Обретя дар речи, он сказал всего два слова: «Роль ваша». Полянская поклонилась и вышла. Окрыленная успехом, она прилетела домой и с тех пор репетировала, репетировала и репетировала. Что значил затхлый воздух в квартире по сравнению с тем счастьем, которое испытывала актриса! Она будет играть Мадлену Бежар! Она будет играть возлюбленную Мольера! И не где-нибудь, а на той самой сцене, на которой она впервые увидела Мадлену и влюбилась в эту роль окончательно и бесповоротно.
— Я родила ее в провинции, уехав на время от Мольера. Когда же она выросла, я привезла ее в Париж и выдала за свою сестру. Он же, обуреваемый страстью, сошелся с нею, и я уже ничего не сказала ему, чтобы не сделать несчастным и его. Из-за меня он совершил смертный грех! — последнее слово взлетело к потолку на пронзительно высокой ноте, Полянская поморщилась и рухнула на диван. — Нет! Это никуда не годится! Просто не годится!
Полянская репетировала роль почти три месяца, до премьеры оставалось не больше трех недель, и оттачивать мастерство, по сути, не было необходимости, но актрисе казалось, что она все еще не готова. Превозмогая усталость, она заставила себя подняться, сделала два глубоких вдоха и начала сначала.
— Я родила ее в провинции…
Звонок в дверь прервал монолог. Актриса поморщилась, но пошла открывать. Не накинув цепочку, распахнула дверь и воззрилась на седенькую старушку, стоявшую на пороге.
— Доброго денечка, Марианна Николаевна, — приветливо поздоровалась старушка и тут же перешла к нравоучениям: — Снова вы распахиваете дверь, не озаботившись тем, чтобы поинтересоваться, кто к вам пожаловал! Сколько раз ваш покойный отец предупреждал вас, что подобное поведение недопустимо, тем более в наши неспокойные времена!

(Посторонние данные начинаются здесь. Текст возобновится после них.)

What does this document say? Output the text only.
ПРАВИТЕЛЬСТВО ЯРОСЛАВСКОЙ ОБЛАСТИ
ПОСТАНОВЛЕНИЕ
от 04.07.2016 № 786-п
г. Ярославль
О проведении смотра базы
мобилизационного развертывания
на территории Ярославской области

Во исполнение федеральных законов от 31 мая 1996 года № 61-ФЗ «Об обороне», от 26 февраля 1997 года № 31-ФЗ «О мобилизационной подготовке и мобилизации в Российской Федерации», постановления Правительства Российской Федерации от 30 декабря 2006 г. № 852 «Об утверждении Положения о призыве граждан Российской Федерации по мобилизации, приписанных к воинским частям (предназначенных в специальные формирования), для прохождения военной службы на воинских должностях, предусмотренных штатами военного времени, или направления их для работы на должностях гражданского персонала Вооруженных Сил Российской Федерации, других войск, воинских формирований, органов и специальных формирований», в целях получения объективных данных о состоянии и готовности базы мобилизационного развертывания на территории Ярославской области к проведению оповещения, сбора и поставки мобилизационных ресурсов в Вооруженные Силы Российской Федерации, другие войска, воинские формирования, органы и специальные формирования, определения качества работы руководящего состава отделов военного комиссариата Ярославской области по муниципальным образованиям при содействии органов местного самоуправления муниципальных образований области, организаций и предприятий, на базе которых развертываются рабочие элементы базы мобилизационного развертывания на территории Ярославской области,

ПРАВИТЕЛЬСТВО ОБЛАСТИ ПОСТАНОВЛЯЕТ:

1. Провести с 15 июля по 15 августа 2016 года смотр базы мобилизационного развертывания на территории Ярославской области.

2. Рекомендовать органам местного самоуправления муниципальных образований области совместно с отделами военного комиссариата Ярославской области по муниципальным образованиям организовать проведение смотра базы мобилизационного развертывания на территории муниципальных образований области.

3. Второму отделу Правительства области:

— Бросьте, Антонина, кому придет в голову лезть в квартиру одинокой актрисы? Что, скажите на милость, у меня брать? Старые занавески или, быть может, газеты пятилетней давности?
— Не скажите, Марианна Николаевна, вор, он всегда найдет, чем поживиться. — Старушка бесцеремонно отодвинула хозяйку, освобождая проход, и прошла в гостиную. — Ох, ну и духотища у вас! Вы бы хоть окна открыли, впустили свежий воздух. На улице погода просто волшебная, а у вас здесь как в склепе.
— Вы же знаете, Антонина, я репетирую. Звуки с улицы мешают сосредоточиться. — Полянская прошла следом за старушкой, предварительно прикрыв входную дверь.
— Снова репетируете? Ох, Марианна Николаевна, вам о старости думать пора, о том, кто поднесет вам стакан воды перед смертью, а вы все роли учите!
— Я еще не так стара, — обиженно произнесла Полянская. — К тому же мне есть кому поднести стакан воды.
— Это вы о Лизавете? Хороша подмога! — Старушка фыркнула, выражая презрение. — И где же ваша помощница сейчас? Крутит хвостом перед очередным ухажером?
— Лиза не настолько ветрена, как вам бы хотелось думать, — вступилась за девушку Полянская. — Она учится в институте. А кавалеры? Так что с того? Ей всего двадцать четыре, может позволить себе дурить голову парням.
— Она и вам голову задурила, — гнула свое старушка. — Какая она вам родня? Седьмая вода на киселе, а туда же, в племянницы набивается. И как вы не понимаете, что весь ее интерес сводится к столичной жилплощади!
— Она действительно моя племянница, пусть и двоюродная. К тому же у нее, как и у меня, родни не осталось. Почему мы не можем искренне привязаться друг к другу и поддерживать нежные отношения?
— Нежные отношения? Когда это Лизавета была к вам нежна? Разве что после того, как вы на нее свою квартиру переписали. Да ваша матушка в гробу перевернулась, когда вы совершили эту глупость! И это в пятьдесят-то лет!